Still, a recent survey of 26 states by the U.S. General Accounting Office showed that the vast majority of states polled believed asset testing would increase costs and caseworker workload.
"To add document verification at a time when county offices are already overburdened will wind up costing people their food stamps because their claims may not be processed in time," said Carey Morgan, executive director of the Greater Philadelphia Coalition Against Hunger.
Some say that the sudden call for an asset test coincides with the widely publicized story late last year of a Michigan man who won millions in a lottery but retained his food stamps.

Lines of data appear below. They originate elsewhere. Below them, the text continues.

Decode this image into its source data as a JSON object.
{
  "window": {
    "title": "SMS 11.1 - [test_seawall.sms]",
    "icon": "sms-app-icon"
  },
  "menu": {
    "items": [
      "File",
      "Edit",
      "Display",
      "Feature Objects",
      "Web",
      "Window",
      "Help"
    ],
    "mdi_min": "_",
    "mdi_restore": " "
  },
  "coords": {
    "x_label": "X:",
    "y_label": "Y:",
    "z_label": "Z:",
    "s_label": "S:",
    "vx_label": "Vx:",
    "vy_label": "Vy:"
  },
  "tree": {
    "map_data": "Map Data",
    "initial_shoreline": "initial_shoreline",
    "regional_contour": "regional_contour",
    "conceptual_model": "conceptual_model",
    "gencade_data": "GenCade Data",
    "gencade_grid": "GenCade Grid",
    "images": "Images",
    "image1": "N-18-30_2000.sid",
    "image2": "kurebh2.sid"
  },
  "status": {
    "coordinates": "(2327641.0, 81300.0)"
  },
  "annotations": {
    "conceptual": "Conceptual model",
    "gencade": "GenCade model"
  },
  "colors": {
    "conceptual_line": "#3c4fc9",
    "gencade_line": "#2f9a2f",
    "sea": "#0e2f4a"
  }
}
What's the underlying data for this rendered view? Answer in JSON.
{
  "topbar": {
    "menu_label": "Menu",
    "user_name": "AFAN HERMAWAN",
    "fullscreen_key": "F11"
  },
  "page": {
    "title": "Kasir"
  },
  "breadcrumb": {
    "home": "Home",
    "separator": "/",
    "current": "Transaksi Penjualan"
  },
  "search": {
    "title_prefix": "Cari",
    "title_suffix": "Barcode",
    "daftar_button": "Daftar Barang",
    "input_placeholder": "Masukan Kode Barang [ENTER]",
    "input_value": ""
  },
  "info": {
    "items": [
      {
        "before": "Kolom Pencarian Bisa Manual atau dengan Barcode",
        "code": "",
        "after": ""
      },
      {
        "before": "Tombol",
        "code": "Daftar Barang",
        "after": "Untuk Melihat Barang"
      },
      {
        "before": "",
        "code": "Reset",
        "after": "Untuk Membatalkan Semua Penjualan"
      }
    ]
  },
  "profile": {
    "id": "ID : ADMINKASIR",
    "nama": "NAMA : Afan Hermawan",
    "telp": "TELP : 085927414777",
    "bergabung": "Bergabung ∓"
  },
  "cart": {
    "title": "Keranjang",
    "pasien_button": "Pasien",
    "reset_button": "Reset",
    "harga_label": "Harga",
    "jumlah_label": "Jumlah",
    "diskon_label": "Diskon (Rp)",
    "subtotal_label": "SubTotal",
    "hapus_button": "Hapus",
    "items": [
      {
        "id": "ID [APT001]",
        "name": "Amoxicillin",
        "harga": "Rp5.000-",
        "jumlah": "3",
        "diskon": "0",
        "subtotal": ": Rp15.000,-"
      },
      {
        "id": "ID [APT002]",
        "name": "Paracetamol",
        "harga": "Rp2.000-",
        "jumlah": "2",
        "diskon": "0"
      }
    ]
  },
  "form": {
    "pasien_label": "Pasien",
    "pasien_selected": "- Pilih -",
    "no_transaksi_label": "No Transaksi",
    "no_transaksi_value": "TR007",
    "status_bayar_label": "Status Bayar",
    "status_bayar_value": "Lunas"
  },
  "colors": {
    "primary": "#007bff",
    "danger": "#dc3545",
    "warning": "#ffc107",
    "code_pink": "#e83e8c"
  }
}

"This is all predicated on the one lottery winner," said Sharon Ward, executive director of the liberal Pennsylvania Budget and Policy Center.
Ward said the better solution would have been to write a law denying food stamps to lottery winners, not to institute a policy to review hundreds of thousands of food-stamp applications "to find the one person who won the lottery."
Bale did not address the lottery issue specifically, but did say that DPW "constantly" hears from taxpayers saying that people are abusing food stamps.
Fewer people on SNAP means more folks heading to food pantries, which is bad news, according to Bill Clark, executive director of Philabundance, the largest hunger-relief agency in the region.
"I'm very pessimistic about our ability to meet people's needs," Clark said. "This will be a mind-boggling, self-inflicted wound. It makes no compassionate, political, or economic sense."
For many elderly especially, $3,250 in the bank serves as "the poor man's medical insurance," Clark said.
That sounds about right, said Doris Gray, 72, a divorced, college-educated former graphic artist from Mount Airy with a heart condition who gets $200 a month in food stamps.
Rent, insurance, and medical costs are more than her $1,079 monthly Social Security check. She relies on $14,000 in savings to survive, but Gray estimates it will be depleted in two years.
But before that - as of May 1, if the DPW plan holds - her food stamps will be gone. "It means I'll have to give up paying for my health insurance," she said. "I can't afford food and insurance.
"I feel panic, dismay, and bewilderment. The state doesn't understand that there are so many of us people living on the edge."